Data from Becker’s Hospital Review show that compared to other states Maryland is:
46th in staffed beds
36th in nurses per 1,000 population
45th in nurses’ salaries (adjusted for cost of living)

“Nurses are burning out because of the mental and physical stress we are faced with.”
The Safe Staffing Act establishes hospital safe staffing committees at each hospital that will help drive solutions to staffing and safety issues. No one staffing model is appropriate for all care settings or situations. Our patients’ needs change continually, and this legislation allows hospitals to create staffing plans based on their unique needs. Quality care requires flexible staffing plans driven by direct care workers
The Problem
Maryland hospitals face the most critical staffing shortage in recent history due to high staff turnover, shifting care delivery models, and poor working conditions for low pay.
The Maryland Healthcare Workforce report stated that 1 in 4 nursing positions are vacant.
One of the key drivers of high turnover for healthcare workers is the burnout or chronic stress caused by patient overload. According to a Journal of the American Medical Association study, each additional patient over four per nurse carries a 23% percent risk of increased “burnout” and a 15% percent decrease in job satisfaction. The same study found that each additional patient per nurse was associated with a 7% increase in the likelihood of patient death within 30 days of admission.
Over the last 20 years, more than 100 studies by academic researchers have produced evidence confirming the link between inadequate hospital nurse-to-patient staffing levels and poor patient outcomes up to and including unnecessary death.
According to the Health Services Cost Review Commission, patients are waiting up to 20 hours to receive care at the emergency room, making Maryland the state with the longest ER wait times in the country.
The Solution
The Safe Staffing Act requires Maryland hospitals to create staffing committees comprising 50% direct care workers that represent the entire care team.
Maryland’s unique Total Cost of Care model ensures we are connecting quality of care and adequate staffing with the implementation of this legislation.

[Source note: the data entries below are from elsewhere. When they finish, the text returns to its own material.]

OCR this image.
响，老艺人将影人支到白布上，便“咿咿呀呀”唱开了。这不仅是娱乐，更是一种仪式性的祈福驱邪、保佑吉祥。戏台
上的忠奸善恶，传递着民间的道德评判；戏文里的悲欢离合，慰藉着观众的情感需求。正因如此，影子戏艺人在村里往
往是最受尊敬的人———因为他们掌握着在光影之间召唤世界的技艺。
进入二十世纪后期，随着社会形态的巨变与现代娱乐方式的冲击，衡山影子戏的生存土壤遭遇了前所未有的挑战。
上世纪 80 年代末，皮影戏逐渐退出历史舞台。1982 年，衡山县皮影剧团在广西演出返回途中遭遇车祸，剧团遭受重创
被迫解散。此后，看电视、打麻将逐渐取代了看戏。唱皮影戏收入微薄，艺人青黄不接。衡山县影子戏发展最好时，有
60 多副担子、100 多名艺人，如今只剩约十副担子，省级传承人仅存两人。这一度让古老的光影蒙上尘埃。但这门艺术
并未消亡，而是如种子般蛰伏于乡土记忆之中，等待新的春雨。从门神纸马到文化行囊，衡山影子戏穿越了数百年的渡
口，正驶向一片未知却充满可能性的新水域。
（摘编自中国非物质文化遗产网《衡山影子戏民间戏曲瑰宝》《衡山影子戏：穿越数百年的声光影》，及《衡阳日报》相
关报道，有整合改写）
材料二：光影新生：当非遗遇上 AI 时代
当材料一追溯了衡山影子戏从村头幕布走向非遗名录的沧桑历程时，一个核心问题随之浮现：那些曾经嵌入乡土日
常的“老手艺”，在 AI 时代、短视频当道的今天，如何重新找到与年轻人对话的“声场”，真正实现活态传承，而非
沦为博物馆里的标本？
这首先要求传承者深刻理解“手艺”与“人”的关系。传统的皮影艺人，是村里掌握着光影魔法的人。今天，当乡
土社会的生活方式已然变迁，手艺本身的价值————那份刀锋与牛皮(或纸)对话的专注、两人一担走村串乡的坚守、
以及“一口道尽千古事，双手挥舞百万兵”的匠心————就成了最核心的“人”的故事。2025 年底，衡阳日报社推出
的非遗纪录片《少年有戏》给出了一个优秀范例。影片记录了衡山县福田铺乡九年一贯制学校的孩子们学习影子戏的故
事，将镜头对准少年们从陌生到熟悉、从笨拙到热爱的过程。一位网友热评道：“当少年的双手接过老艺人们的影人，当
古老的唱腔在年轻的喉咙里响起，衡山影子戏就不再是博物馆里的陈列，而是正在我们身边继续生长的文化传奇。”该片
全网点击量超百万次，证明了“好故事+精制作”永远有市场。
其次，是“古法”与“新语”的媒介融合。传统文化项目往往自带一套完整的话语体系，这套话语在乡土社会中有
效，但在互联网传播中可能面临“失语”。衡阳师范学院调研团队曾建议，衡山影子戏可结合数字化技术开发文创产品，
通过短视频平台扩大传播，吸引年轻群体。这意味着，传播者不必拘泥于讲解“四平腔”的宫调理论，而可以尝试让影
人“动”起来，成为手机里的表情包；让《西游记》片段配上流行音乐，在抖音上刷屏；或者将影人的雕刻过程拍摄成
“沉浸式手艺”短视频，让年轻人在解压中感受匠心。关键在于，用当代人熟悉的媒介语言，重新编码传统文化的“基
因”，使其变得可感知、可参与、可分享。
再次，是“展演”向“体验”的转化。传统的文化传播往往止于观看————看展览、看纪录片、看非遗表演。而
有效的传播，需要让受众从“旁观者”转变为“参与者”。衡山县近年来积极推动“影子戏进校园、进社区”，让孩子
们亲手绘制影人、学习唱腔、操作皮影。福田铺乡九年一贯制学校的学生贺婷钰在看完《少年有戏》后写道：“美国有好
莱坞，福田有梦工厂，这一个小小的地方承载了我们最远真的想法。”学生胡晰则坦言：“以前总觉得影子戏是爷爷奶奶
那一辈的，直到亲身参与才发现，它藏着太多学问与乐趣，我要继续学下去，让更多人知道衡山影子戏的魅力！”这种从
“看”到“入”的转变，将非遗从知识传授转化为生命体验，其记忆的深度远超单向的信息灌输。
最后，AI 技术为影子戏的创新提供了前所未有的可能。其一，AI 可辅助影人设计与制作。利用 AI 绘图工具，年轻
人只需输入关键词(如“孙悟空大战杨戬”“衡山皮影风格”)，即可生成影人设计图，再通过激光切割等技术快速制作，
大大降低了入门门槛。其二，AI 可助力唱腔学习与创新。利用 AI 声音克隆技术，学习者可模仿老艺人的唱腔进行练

Creating safe staffing conditions is an effective way to retain experienced nurses, lure those who left the field back, and attract students to the profession.
Safe staffing practices can be cost-effective for hospitals. High turnover rates and the overreliance on temporary nurse staffing increase the average cost per discharge and overall operating costs.
States like Oregon show that enhancing nurse and worker engagement in the committee and increasing transparency in decision-making can have a positive impact on nurse turnover and improve patient outcomes.1
A look at strategies to address staffing nationally: Nine states (CT, CO, IL, NV, NY, OH, OR, TX, WA) require hospitals to have nurse staffing committees.
“When my 75 year old husband was seriously ill with COVID, I observed two nurses at my local hospital being overwhelmed with about 35 ER patients. ... It became clear to me that an understaffed ER was more dangerous than taking him home.”